Friedman, also a neighborhood resident, said neighbors offered to open up their houses to victims, but none took advantage of the offer.

The MBTA shut down part of the D branch after the crash, offering shuttle bus service between Reservoir and Riverside stations. The T expects that busing will continue during this morning commute between the Newton Highlands and Riverside stops.

Workers were still clearing debris from the tracks early this morning.

“This is a terrible tragedy and our hearts go out to the family of Ms. Edmonds,” Newton Mayor David Cohen said.

Peter Knudson, a spokesman for the National Transportation Safety Board, said the federal agency is sending 10 investigators to probe the crash. They are expected to produce a final report in 12 to 18 months.

“Anytime there’s an accident of this nature and this seriousness, where the . . . trains have actually collided with each other, that’s a very substantial safety issue, and we need to understand how that happened,” Knudson said in a telephone interview last night.

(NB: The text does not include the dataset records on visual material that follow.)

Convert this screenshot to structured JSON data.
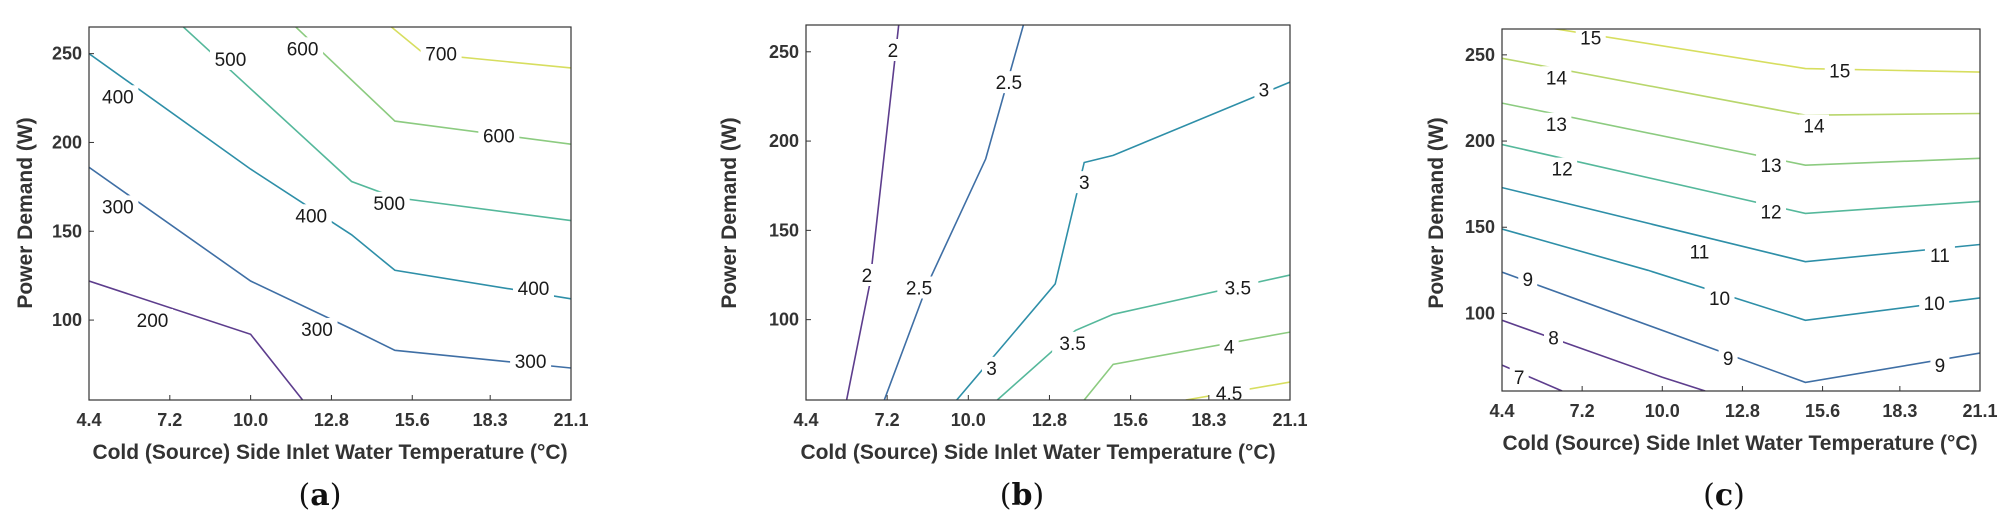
{
  "figure": {
    "panels": [
      {
        "caption_letter": "a"
      },
      {
        "caption_letter": "b"
      },
      {
        "caption_letter": "c"
      }
    ]
  },
  "chart_data": [
    {
      "type": "contour",
      "panel": "a",
      "xlabel": "Cold (Source) Side Inlet Water Temperature (°C)",
      "ylabel": "Power Demand (W)",
      "x_ticks": [
        "4.4",
        "7.2",
        "10.0",
        "12.8",
        "15.6",
        "18.3",
        "21.1"
      ],
      "y_ticks": [
        "100",
        "150",
        "200",
        "250"
      ],
      "xlim": [
        4.4,
        21.1
      ],
      "ylim": [
        55,
        265
      ],
      "contours": [
        {
          "level": 200,
          "label": "200",
          "color": "#5d3d8d",
          "points": [
            [
              4.4,
              122
            ],
            [
              10,
              92
            ],
            [
              11.8,
              55
            ]
          ],
          "labels": [
            [
              6.6,
              100
            ]
          ]
        },
        {
          "level": 300,
          "label": "300",
          "color": "#3f6fa5",
          "points": [
            [
              4.4,
              186
            ],
            [
              10,
              122
            ],
            [
              13.5,
              95
            ],
            [
              15,
              83
            ],
            [
              21.1,
              73
            ]
          ],
          "labels": [
            [
              5.4,
              164
            ],
            [
              12.3,
              95
            ],
            [
              19.7,
              77
            ]
          ]
        },
        {
          "level": 400,
          "label": "400",
          "color": "#2e8fa8",
          "points": [
            [
              4.4,
              250
            ],
            [
              10,
              185
            ],
            [
              13.5,
              148
            ],
            [
              15,
              128
            ],
            [
              21.1,
              112
            ]
          ],
          "labels": [
            [
              5.4,
              226
            ],
            [
              12.1,
              159
            ],
            [
              19.8,
              118
            ]
          ]
        },
        {
          "level": 500,
          "label": "500",
          "color": "#55b89b",
          "points": [
            [
              7.6,
              266
            ],
            [
              13.5,
              178
            ],
            [
              15,
              169
            ],
            [
              21.1,
              156
            ]
          ],
          "labels": [
            [
              9.3,
              247
            ],
            [
              14.8,
              166
            ]
          ]
        },
        {
          "level": 600,
          "label": "600",
          "color": "#8ccb80",
          "points": [
            [
              11.5,
              266
            ],
            [
              15,
              212
            ],
            [
              21.1,
              199
            ]
          ],
          "labels": [
            [
              11.8,
              253
            ],
            [
              18.6,
              204
            ]
          ]
        },
        {
          "level": 700,
          "label": "700",
          "color": "#d7de5f",
          "points": [
            [
              14.8,
              266
            ],
            [
              16,
              250
            ],
            [
              21.1,
              242
            ]
          ],
          "labels": [
            [
              16.6,
              250
            ]
          ]
        }
      ]
    },
    {
      "type": "contour",
      "panel": "b",
      "xlabel": "Cold (Source) Side Inlet Water Temperature (°C)",
      "ylabel": "Power Demand (W)",
      "x_ticks": [
        "4.4",
        "7.2",
        "10.0",
        "12.8",
        "15.6",
        "18.3",
        "21.1"
      ],
      "y_ticks": [
        "100",
        "150",
        "200",
        "250"
      ],
      "xlim": [
        4.4,
        21.1
      ],
      "ylim": [
        55,
        265
      ],
      "contours": [
        {
          "level": 2,
          "label": "2",
          "color": "#5d3d8d",
          "points": [
            [
              5.8,
              55
            ],
            [
              6.6,
              120
            ],
            [
              7.6,
              265
            ]
          ],
          "labels": [
            [
              6.5,
              125
            ],
            [
              7.4,
              251
            ]
          ]
        },
        {
          "level": 2.5,
          "label": "2.5",
          "color": "#3f6fa5",
          "points": [
            [
              7.1,
              55
            ],
            [
              8.6,
              120
            ],
            [
              10.6,
              190
            ],
            [
              11.9,
              265
            ]
          ],
          "labels": [
            [
              8.3,
              118
            ],
            [
              11.4,
              233
            ]
          ]
        },
        {
          "level": 3,
          "label": "3",
          "color": "#2e8fa8",
          "points": [
            [
              9.6,
              55
            ],
            [
              13,
              120
            ],
            [
              14,
              188
            ],
            [
              15,
              192
            ],
            [
              21.1,
              233
            ]
          ],
          "labels": [
            [
              10.8,
              73
            ],
            [
              14,
              177
            ],
            [
              20.2,
              229
            ]
          ]
        },
        {
          "level": 3.5,
          "label": "3.5",
          "color": "#55b89b",
          "points": [
            [
              11,
              55
            ],
            [
              13.7,
              94
            ],
            [
              15,
              103
            ],
            [
              21.1,
              125
            ]
          ],
          "labels": [
            [
              13.6,
              87
            ],
            [
              19.3,
              118
            ]
          ]
        },
        {
          "level": 4,
          "label": "4",
          "color": "#8ccb80",
          "points": [
            [
              14,
              55
            ],
            [
              15,
              75
            ],
            [
              21.1,
              93
            ]
          ],
          "labels": [
            [
              19,
              85
            ]
          ]
        },
        {
          "level": 4.5,
          "label": "4.5",
          "color": "#d7de5f",
          "points": [
            [
              17.5,
              55
            ],
            [
              21.1,
              65
            ]
          ],
          "labels": [
            [
              19,
              59
            ]
          ]
        }
      ]
    },
    {
      "type": "contour",
      "panel": "c",
      "xlabel": "Cold (Source) Side Inlet Water Temperature (°C)",
      "ylabel": "Power Demand (W)",
      "x_ticks": [
        "4.4",
        "7.2",
        "10.0",
        "12.8",
        "15.6",
        "18.3",
        "21.1"
      ],
      "y_ticks": [
        "100",
        "150",
        "200",
        "250"
      ],
      "xlim": [
        4.4,
        21.1
      ],
      "ylim": [
        55,
        265
      ],
      "contours": [
        {
          "level": 7,
          "label": "7",
          "color": "#5d3d8d",
          "points": [
            [
              4.4,
              70
            ],
            [
              6.5,
              55
            ]
          ],
          "labels": [
            [
              5,
              63
            ]
          ]
        },
        {
          "level": 8,
          "label": "8",
          "color": "#5d3d8d",
          "points": [
            [
              4.4,
              96
            ],
            [
              10,
              63
            ],
            [
              11.5,
              55
            ]
          ],
          "labels": [
            [
              6.2,
              86
            ]
          ]
        },
        {
          "level": 9,
          "label": "9",
          "color": "#3f6fa5",
          "points": [
            [
              4.4,
              124
            ],
            [
              15,
              60
            ],
            [
              21.1,
              77
            ]
          ],
          "labels": [
            [
              5.3,
              120
            ],
            [
              12.3,
              74
            ],
            [
              19.7,
              70
            ]
          ]
        },
        {
          "level": 10,
          "label": "10",
          "color": "#2e8fa8",
          "points": [
            [
              4.4,
              149
            ],
            [
              9.5,
              125
            ],
            [
              15,
              96
            ],
            [
              21.1,
              109
            ]
          ],
          "labels": [
            [
              12,
              109
            ],
            [
              19.5,
              106
            ]
          ]
        },
        {
          "level": 11,
          "label": "11",
          "color": "#2e8fa8",
          "points": [
            [
              4.4,
              173
            ],
            [
              15,
              130
            ],
            [
              21.1,
              140
            ]
          ],
          "labels": [
            [
              11.3,
              136
            ],
            [
              19.7,
              134
            ]
          ]
        },
        {
          "level": 12,
          "label": "12",
          "color": "#55b89b",
          "points": [
            [
              4.4,
              198
            ],
            [
              15,
              158
            ],
            [
              21.1,
              165
            ]
          ],
          "labels": [
            [
              6.5,
              184
            ],
            [
              13.8,
              159
            ]
          ]
        },
        {
          "level": 13,
          "label": "13",
          "color": "#8ccb80",
          "points": [
            [
              4.4,
              222
            ],
            [
              15,
              186
            ],
            [
              21.1,
              190
            ]
          ],
          "labels": [
            [
              6.3,
              210
            ],
            [
              13.8,
              186
            ]
          ]
        },
        {
          "level": 14,
          "label": "14",
          "color": "#b8d66c",
          "points": [
            [
              4.4,
              248
            ],
            [
              15,
              215
            ],
            [
              21.1,
              216
            ]
          ],
          "labels": [
            [
              6.3,
              237
            ],
            [
              15.3,
              209
            ]
          ]
        },
        {
          "level": 15,
          "label": "15",
          "color": "#d7de5f",
          "points": [
            [
              4.4,
              270
            ],
            [
              15,
              242
            ],
            [
              21.1,
              240
            ]
          ],
          "labels": [
            [
              7.5,
              260
            ],
            [
              16.2,
              241
            ]
          ]
        }
      ]
    }
  ]
}
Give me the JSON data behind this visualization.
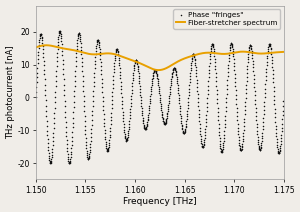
{
  "title": "",
  "xlabel": "Frequency [THz]",
  "ylabel": "THz photocurrent [nA]",
  "xlim": [
    1.15,
    1.175
  ],
  "ylim": [
    -25,
    28
  ],
  "yticks": [
    -20,
    -10,
    0,
    10,
    20
  ],
  "xticks": [
    1.15,
    1.155,
    1.16,
    1.165,
    1.17,
    1.175
  ],
  "legend": [
    "Phase \"fringes\"",
    "Fiber-stretcher spectrum"
  ],
  "black_color": "#111111",
  "orange_color": "#E8A000",
  "bg_color": "#f0ede8",
  "fringe_amplitude_base": 17.5,
  "fringe_freq": 520,
  "envelope_base": 14.0,
  "figsize": [
    3.0,
    2.12
  ],
  "dpi": 100
}
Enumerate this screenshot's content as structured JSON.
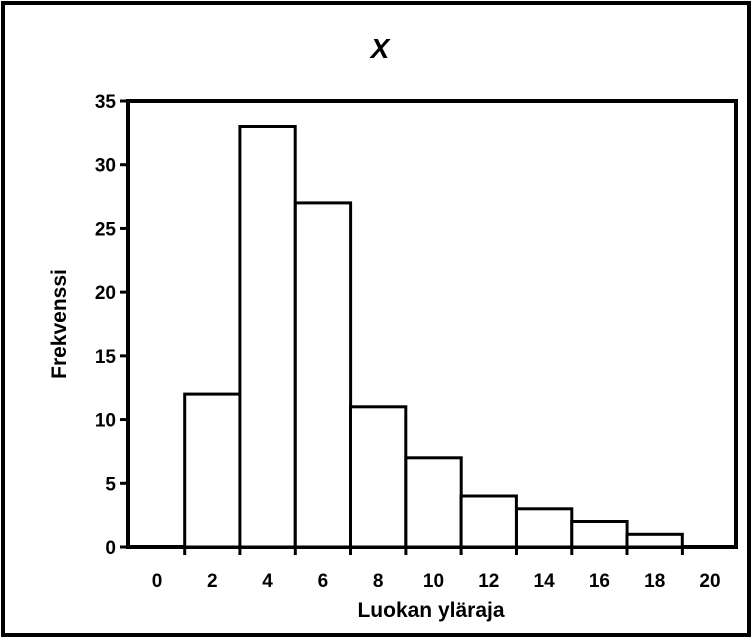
{
  "chart_data": {
    "type": "bar",
    "title": "X",
    "xlabel": "Luokan yläraja",
    "ylabel": "Frekvenssi",
    "categories": [
      "0",
      "2",
      "4",
      "6",
      "8",
      "10",
      "12",
      "14",
      "16",
      "18",
      "20"
    ],
    "values": [
      0,
      12,
      33,
      27,
      11,
      7,
      4,
      3,
      2,
      1,
      0
    ],
    "ylim": [
      0,
      35
    ],
    "yticks": [
      "0",
      "5",
      "10",
      "15",
      "20",
      "25",
      "30",
      "35"
    ],
    "grid": false,
    "legend": "none",
    "colors": {
      "bar_fill": "#ffffff",
      "stroke": "#000000",
      "background": "#ffffff"
    }
  }
}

The accident occurred only one day after two subway stations on the Red Line were evacuated when a small electrical fire broke out on tracks just outside Downtown Crossing, creating a major disruption for commuters.

Recently, a Green Line trolley on the B branch derailed and caught fire on May 14 on Commonwealth Avenue near Chestnut Hill Avenue, disrupting service and damaging the trolley and track but resulting in no injuries.

In February, a passenger was injured when a Green Line trolley collided with a truck on the B Line at Commonwealth Avenue near Cummington Street. In December, a trolley crashed into another at Boylston Station, leaving nine people with minor injuries.

In September a trolley and a flatbed truck collided near Coolidge Corner, leaving the truck driver and three passengers with minor injuries. Two trolleys collided in a rear-end accident on the Green Line between the Copley and Arlington stations on July 7, 2005, injuring three people.